L'ourse slovène Franska est morte jeudi matin, percutée par une voiture près de Lourdes (Hautes-Pyrénées). Après Palouma qui a fait une chute mortelle fin août 2006, Franska est le second des cinq plantigrades slovènes, lâchés dans les Pyrénées françaises, qui meurt en l'espace de quelques mois. Les bergers pyrénéens l'accusaient d'avoir décimé leurs troupeaux, obligeant le gouvernement à demander une expertise sur le comportement de Franska.

L'ourse slovène a été "percutée par une voiture militaire" vers 6h30 sur la D931 entre Argelès-Gazost et Lourdes, selon la gendarmerie de Tarbes qui parle d'un accident. "L'animal est mort sur le coup, la voiture est très endommagée mais le conducteur est indemne". La dépouille de l'ourse a été transportée à l'Ecole vétérinaire de Toulouse afin d'y être autopsiée, précise le ministère de l'Ecologie dans un communiqué, et une enquête est ouverte "afin de déterminer les circonstances précises de l'accident". Selon Emile Soumbo, sous-préfet d'Argelès-Gazost, Franska avait "l'habitude de passer d'une des vallées à l'autre". Pour cela, il fallait "qu'elle passe par un passage souterrain sous la 2X2 voies qu'apparemment elle n'aurait pas trouvé. Ne l'ayant pas trouvé, elle aurait crapahuté pour passer sur la 2X2 voies et c'est à ce moment-là qu'elle aurait été tapée par un véhicule".

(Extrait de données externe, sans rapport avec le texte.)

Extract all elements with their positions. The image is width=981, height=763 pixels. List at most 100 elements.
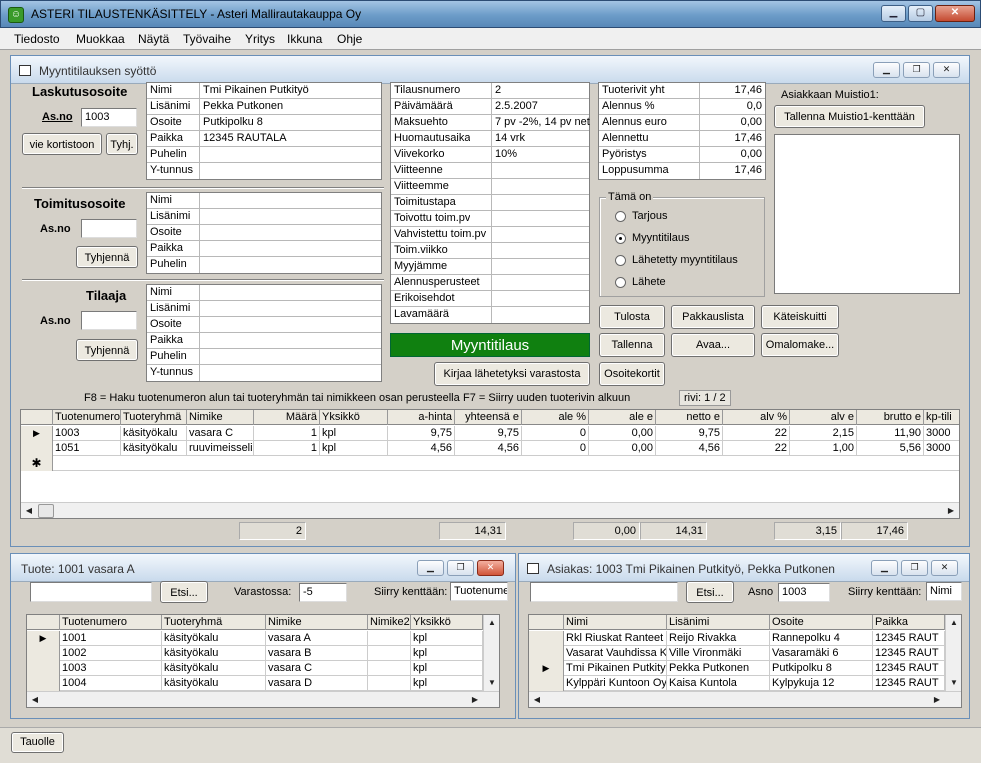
close-icon[interactable]: ✕	[931, 560, 958, 576]
cell[interactable]: kpl	[411, 646, 483, 661]
clear-billing-button[interactable]: Tyhj.	[106, 133, 138, 155]
table-row[interactable]: ▶ 1001 käsityökalu vasara A kpl	[27, 631, 499, 646]
cell[interactable]: Pekka Putkonen	[667, 661, 770, 676]
scroll-right-icon[interactable]: ▶	[467, 692, 483, 707]
scroll-left-icon[interactable]: ◀	[529, 692, 545, 707]
cell[interactable]: käsityökalu	[162, 661, 266, 676]
cell[interactable]: Putkipolku 8	[770, 661, 873, 676]
cell[interactable]: kpl	[411, 631, 483, 646]
cell[interactable]: käsityökalu	[162, 646, 266, 661]
scroll-left-icon[interactable]: ◀	[27, 692, 43, 707]
minimize-icon[interactable]: ▁	[417, 560, 444, 576]
scroll-thumb[interactable]	[38, 504, 54, 518]
cell[interactable]: 0,00	[589, 426, 656, 441]
product-vscroll[interactable]: ▲ ▼	[483, 615, 499, 691]
order-entry-titlebar[interactable]: Myyntitilauksen syöttö ▁ ❐ ✕	[11, 56, 969, 84]
cell[interactable]: 5,56	[857, 441, 924, 456]
col-osoite[interactable]: Osoite	[770, 615, 873, 630]
cell[interactable]: 1,00	[790, 441, 857, 456]
cell[interactable]: 1001	[60, 631, 162, 646]
billing-asno-input[interactable]: 1003	[81, 108, 137, 127]
save-memo-button[interactable]: Tallenna Muistio1-kenttään	[774, 105, 925, 128]
cell[interactable]	[368, 646, 411, 661]
radio-label[interactable]: Myyntitilaus	[632, 232, 689, 244]
menu-tiedosto[interactable]: Tiedosto	[14, 32, 60, 46]
table-row[interactable]: 1051 käsityökalu ruuvimeisseli 1 kpl 4,5…	[21, 441, 959, 456]
cell[interactable]: 9,75	[388, 426, 455, 441]
cell[interactable]: kpl	[320, 426, 388, 441]
col-alv-e[interactable]: alv e	[790, 410, 857, 425]
scroll-left-icon[interactable]: ◀	[21, 503, 37, 518]
minimize-icon[interactable]: ▁	[871, 560, 898, 576]
cell[interactable]: kpl	[411, 676, 483, 691]
cell[interactable]: ruuvimeisseli	[187, 441, 254, 456]
col-nimike[interactable]: Nimike	[187, 410, 254, 425]
address-cards-button[interactable]: Osoitekortit	[599, 362, 665, 386]
cell[interactable]: 3000	[924, 426, 959, 441]
row-selector[interactable]	[27, 676, 60, 691]
table-row[interactable]: 1003 käsityökalu vasara C kpl	[27, 661, 499, 676]
cell[interactable]: kpl	[320, 441, 388, 456]
cell[interactable]: 9,75	[656, 426, 723, 441]
alennus-pct-value[interactable]: 0,0	[747, 100, 762, 112]
cell[interactable]: 4,56	[388, 441, 455, 456]
cell[interactable]: 11,90	[857, 426, 924, 441]
cell[interactable]: 12345 RAUT	[873, 661, 945, 676]
product-search-button[interactable]: Etsi...	[160, 581, 208, 603]
col-brutto[interactable]: brutto e	[857, 410, 924, 425]
col-ale-e[interactable]: ale e	[589, 410, 656, 425]
billing-nimi[interactable]: Tmi Pikainen Putkityö	[203, 84, 309, 96]
cell[interactable]: Reijo Rivakka	[667, 631, 770, 646]
radio-label[interactable]: Lähete	[632, 276, 666, 288]
restore-icon[interactable]: ❐	[903, 62, 930, 78]
col-kp-tili[interactable]: kp-tili	[924, 410, 959, 425]
product-titlebar[interactable]: Tuote: 1001 vasara A ▁ ❐ ✕	[11, 554, 515, 582]
restore-icon[interactable]: ❐	[447, 560, 474, 576]
cell[interactable]: 9,75	[455, 426, 522, 441]
billing-osoite[interactable]: Putkipolku 8	[203, 116, 263, 128]
customer-search-button[interactable]: Etsi...	[686, 581, 734, 603]
cell[interactable]: Kylppäri Kuntoon Oy	[564, 676, 667, 691]
cell[interactable]: vasara C	[266, 661, 368, 676]
close-icon[interactable]: ✕	[477, 560, 504, 576]
col-a-hinta[interactable]: a-hinta	[388, 410, 455, 425]
packing-list-button[interactable]: Pakkauslista	[671, 305, 755, 329]
row-selector[interactable]	[27, 646, 60, 661]
huomautusaika-value[interactable]: 14 vrk	[495, 132, 525, 144]
col-ale-pct[interactable]: ale %	[522, 410, 589, 425]
col-netto[interactable]: netto e	[656, 410, 723, 425]
clear-delivery-button[interactable]: Tyhjennä	[76, 246, 138, 268]
cash-receipt-button[interactable]: Käteiskuitti	[761, 305, 839, 329]
goto-field-select[interactable]: Nimi	[926, 582, 962, 601]
radio-lahete[interactable]	[615, 277, 626, 288]
customer-asno-input[interactable]: 1003	[778, 583, 830, 602]
tauolle-button[interactable]: Tauolle	[11, 732, 64, 753]
menu-ikkuna[interactable]: Ikkuna	[287, 32, 322, 46]
row-selector[interactable]	[529, 646, 564, 661]
customer-hscroll[interactable]: ◀ ▶	[529, 691, 961, 707]
row-selector[interactable]	[529, 676, 564, 691]
maximize-icon[interactable]: ▢	[908, 5, 933, 22]
table-row[interactable]: 1004 käsityökalu vasara D kpl	[27, 676, 499, 691]
col-maara[interactable]: Määrä	[254, 410, 320, 425]
paivamaara-value[interactable]: 2.5.2007	[495, 100, 538, 112]
close-icon[interactable]: ✕	[933, 62, 960, 78]
cell[interactable]: käsityökalu	[162, 676, 266, 691]
customer-titlebar[interactable]: Asiakas: 1003 Tmi Pikainen Putkityö, Pek…	[519, 554, 969, 582]
table-row[interactable]: 1002 käsityökalu vasara B kpl	[27, 646, 499, 661]
product-search-input[interactable]	[30, 582, 152, 602]
cell[interactable]: Kylpykuja 12	[770, 676, 873, 691]
scroll-up-icon[interactable]: ▲	[484, 615, 499, 630]
cell[interactable]: 4,56	[656, 441, 723, 456]
alennus-euro-value[interactable]: 0,00	[741, 116, 762, 128]
col-tuotenumero[interactable]: Tuotenumero	[60, 615, 162, 630]
cell[interactable]: 0	[522, 426, 589, 441]
cell[interactable]: 1003	[53, 426, 121, 441]
cell[interactable]: 1	[254, 441, 320, 456]
cell[interactable]: 1002	[60, 646, 162, 661]
col-nimi[interactable]: Nimi	[564, 615, 667, 630]
menu-tyovaihe[interactable]: Työvaihe	[183, 32, 231, 46]
radio-lahetetty-myyntitilaus[interactable]	[615, 255, 626, 266]
cell[interactable]: käsityökalu	[121, 426, 187, 441]
cell[interactable]: Vasaramäki 6	[770, 646, 873, 661]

Deux ans après la mort de Cannelle, le dernier plantigrade de souche pyrénéenne, Franska faisait partie des cinq ours slovènes introduits dans le sud de la France en 2006. Elle avait été lâchée le 28 avril 2006 à Bagnères-de-Bigorre et baptisée "Franska" par les Slovènes en hommage à son pays d'accueil. Plusieurs associations comme le FERUS Ours Loup Lynx Conservation, le WWF-France, le Fonds d'intervention éco-pastorale (FIEP), l'association Adet-Pays de l'ours ainsi que les Verts réclament que Franska et Palouma soient remplacées. Parmi eux, Alain Reynes, porte-parole de l'association Adet-Pays de l'ours, a assuré à l'Associated Press que la mort de Franska "ne change rien à la continuité du travail de réintroduction de l'ours dans les Pyrénées".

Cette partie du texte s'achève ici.